A new video from the Cato Institute discusses the issue of overcriminalization
, which is quite interesting:
The video discusses the book Three Felonies a Day
by Harvey Silvergate, which we've mentioned in the past. However, a point that was perhaps more stunning was mentioning how Rep. James Sensenbrenner asked the Congressional Research Service to list out the criminal offenses under federal law, and they refused, saying it would be too much work
The task force staff asked the Congressional Research Service to update the calculation of criminal offenses in the federal code, which was last undertaken in 2008, said task force chairman Representative John Sensenbrenner (R-Wis.)
"CRS's initial response to our request was that they lack the manpower and resources to accomplish this task," Sensenbrenner said Friday. "I think this confirms the point that all of us have been making on this issue and demonstrates the breadth of overcriminalization."
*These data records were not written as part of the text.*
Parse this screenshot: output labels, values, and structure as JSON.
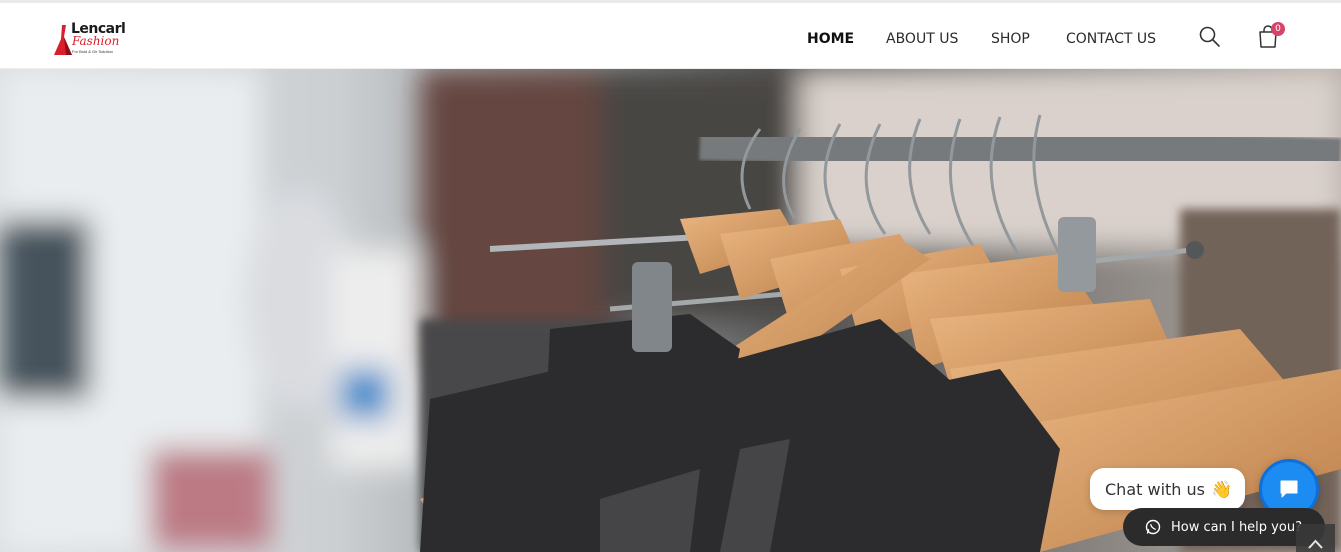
{
  "logo": {
    "word1": "Lencarl",
    "word2": "Fashion",
    "tagline": "For Bold & Gir Solution"
  },
  "nav": {
    "items": [
      {
        "label": "HOME",
        "active": true
      },
      {
        "label": "ABOUT US",
        "active": false
      },
      {
        "label": "SHOP",
        "active": false
      },
      {
        "label": "CONTACT US",
        "active": false
      }
    ]
  },
  "icons": {
    "search": "search-icon",
    "cart": "shopping-bag-icon",
    "chat": "chat-icon",
    "whatsapp": "whatsapp-icon"
  },
  "cart": {
    "count": "0"
  },
  "chat": {
    "bubble_text": "Chat with us",
    "bubble_emoji": "👋",
    "help_text": "How can I help you?"
  },
  "colors": {
    "accent_badge": "#d6436b",
    "chat_button": "#1d8cf2",
    "logo_red": "#d81f2b"
  }
}
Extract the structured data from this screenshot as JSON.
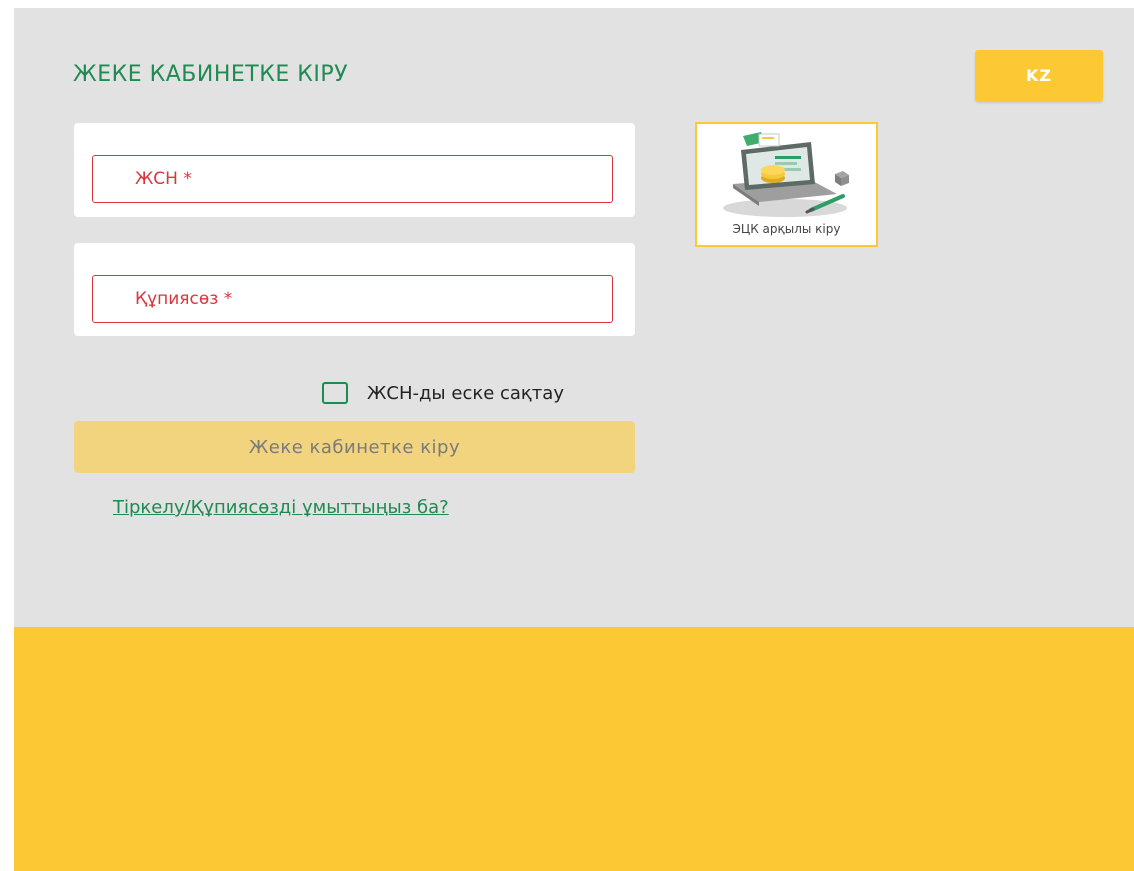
{
  "header": {
    "title": "ЖЕКЕ КАБИНЕТКЕ КІРУ",
    "language_button": "KZ"
  },
  "form": {
    "iin_placeholder": "ЖСН *",
    "password_placeholder": "Құпиясөз *",
    "remember_label": "ЖСН-ды еске сақтау",
    "remember_checked": false,
    "submit_label": "Жеке кабинетке кіру",
    "register_link": "Тіркелу/Құпиясөзді ұмыттыңыз ба?"
  },
  "ecp_login": {
    "label": "ЭЦК арқылы кіру",
    "icon": "computer-ecp-icon"
  },
  "colors": {
    "accent_green": "#1f8a51",
    "brand_yellow": "#fcc934",
    "error_red": "#d9363e",
    "panel_gray": "#e2e2e2"
  }
}
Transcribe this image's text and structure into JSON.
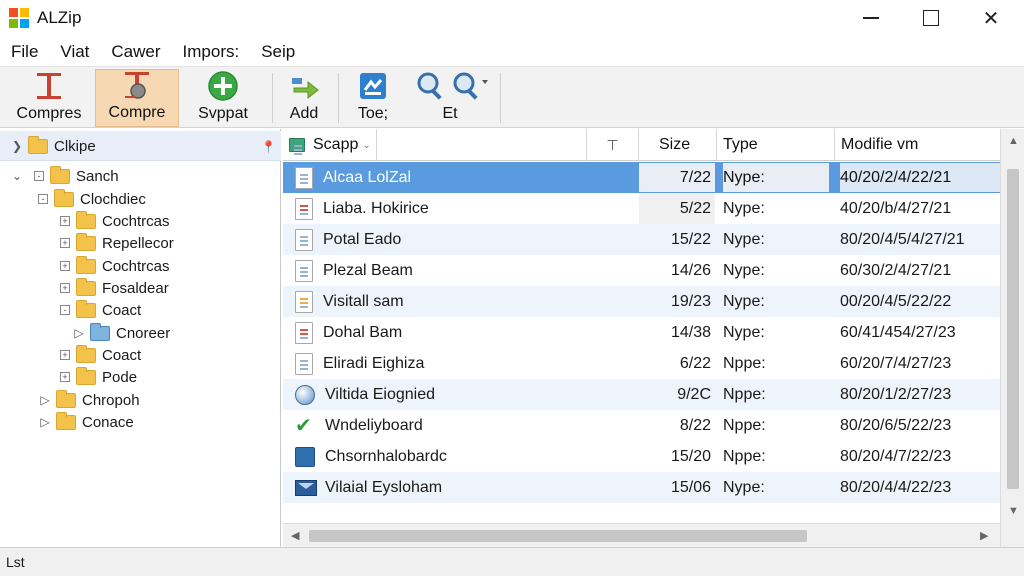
{
  "window": {
    "title": "ALZip"
  },
  "menu": [
    "File",
    "Viat",
    "Cawer",
    "Impors:",
    "Seip"
  ],
  "toolbar": {
    "buttons": [
      {
        "label": "Compres",
        "icon": "compress-icon",
        "active": false
      },
      {
        "label": "Compre",
        "icon": "compress-extract-icon",
        "active": true
      },
      {
        "label": "Svppat",
        "icon": "add-plus-icon",
        "active": false
      },
      {
        "label": "Add",
        "icon": "add-arrow-icon",
        "active": false
      },
      {
        "label": "Toe;",
        "icon": "tool-icon",
        "active": false
      },
      {
        "label": "Et",
        "icon": "magnifier-icon",
        "active": false
      }
    ]
  },
  "tree": {
    "header": "Clkipe",
    "items": [
      {
        "label": "Sanch",
        "level": 0
      },
      {
        "label": "Clochdiec",
        "level": 1
      },
      {
        "label": "Cochtrcas",
        "level": 2
      },
      {
        "label": "Repellecor",
        "level": 2
      },
      {
        "label": "Cochtrcas",
        "level": 2
      },
      {
        "label": "Fosaldear",
        "level": 2
      },
      {
        "label": "Coact",
        "level": 2
      },
      {
        "label": "Cnoreer",
        "level": 3
      },
      {
        "label": "Coact",
        "level": 2
      },
      {
        "label": "Pode",
        "level": 2
      },
      {
        "label": "Chropoh",
        "level": 1
      },
      {
        "label": "Conace",
        "level": 1
      }
    ]
  },
  "list": {
    "columns": {
      "name": "Scapp",
      "size": "Size",
      "type": "Type",
      "modified": "Modifie vm"
    },
    "rows": [
      {
        "name": "Alcaa LolZal",
        "size": "7/22",
        "type": "Nype:",
        "modified": "40/20/2/4/22/21",
        "icon": "document-icon"
      },
      {
        "name": "Liaba. Hokirice",
        "size": "5/22",
        "type": "Nype:",
        "modified": "40/20/b/4/27/21",
        "icon": "pdf-document-icon"
      },
      {
        "name": "Potal Eado",
        "size": "15/22",
        "type": "Nype:",
        "modified": "80/20/4/5/4/27/21",
        "icon": "document-icon"
      },
      {
        "name": "Plezal Beam",
        "size": "14/26",
        "type": "Nype:",
        "modified": "60/30/2/4/27/21",
        "icon": "document-icon"
      },
      {
        "name": "Visitall sam",
        "size": "19/23",
        "type": "Nype:",
        "modified": "00/20/4/5/22/22",
        "icon": "text-document-icon"
      },
      {
        "name": "Dohal Bam",
        "size": "14/38",
        "type": "Nype:",
        "modified": "60/41/454/27/23",
        "icon": "spreadsheet-icon"
      },
      {
        "name": "Eliradi Eighiza",
        "size": "6/22",
        "type": "Nppe:",
        "modified": "60/20/7/4/27/23",
        "icon": "document-icon"
      },
      {
        "name": "Viltida Eiognied",
        "size": "9/2C",
        "type": "Nppe:",
        "modified": "80/20/1/2/27/23",
        "icon": "disc-icon"
      },
      {
        "name": "Wndeliyboard",
        "size": "8/22",
        "type": "Nppe:",
        "modified": "80/20/6/5/22/23",
        "icon": "checkmark-icon"
      },
      {
        "name": "Chsornhalobardc",
        "size": "15/20",
        "type": "Nppe:",
        "modified": "80/20/4/7/22/23",
        "icon": "image-icon"
      },
      {
        "name": "Vilaial Eysloham",
        "size": "15/06",
        "type": "Nype:",
        "modified": "80/20/4/4/22/23",
        "icon": "mail-icon"
      }
    ]
  },
  "status": {
    "text": "Lst"
  }
}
There's clearly something very, very wrong about a criminal code where the governmental agency charged with doing basic research for Congress finds it too big a task to list out all of the crimes listed under federal law. At that point, you no longer have a "rule of law." You have a system of loopholes and gotchas, with enough tricks and traps that anyone can be made into a criminal if the authorities decide that's what they want to do. This isn't to suggest that law enforcement regularly goes after people with trumped up charges -- I don't think they do. However, it does
happen sometimes. But, far more common, and equally worrisome, is how this allows law enforcement to pile on additional charges and potential punishment for people accused of relatively minor crimes.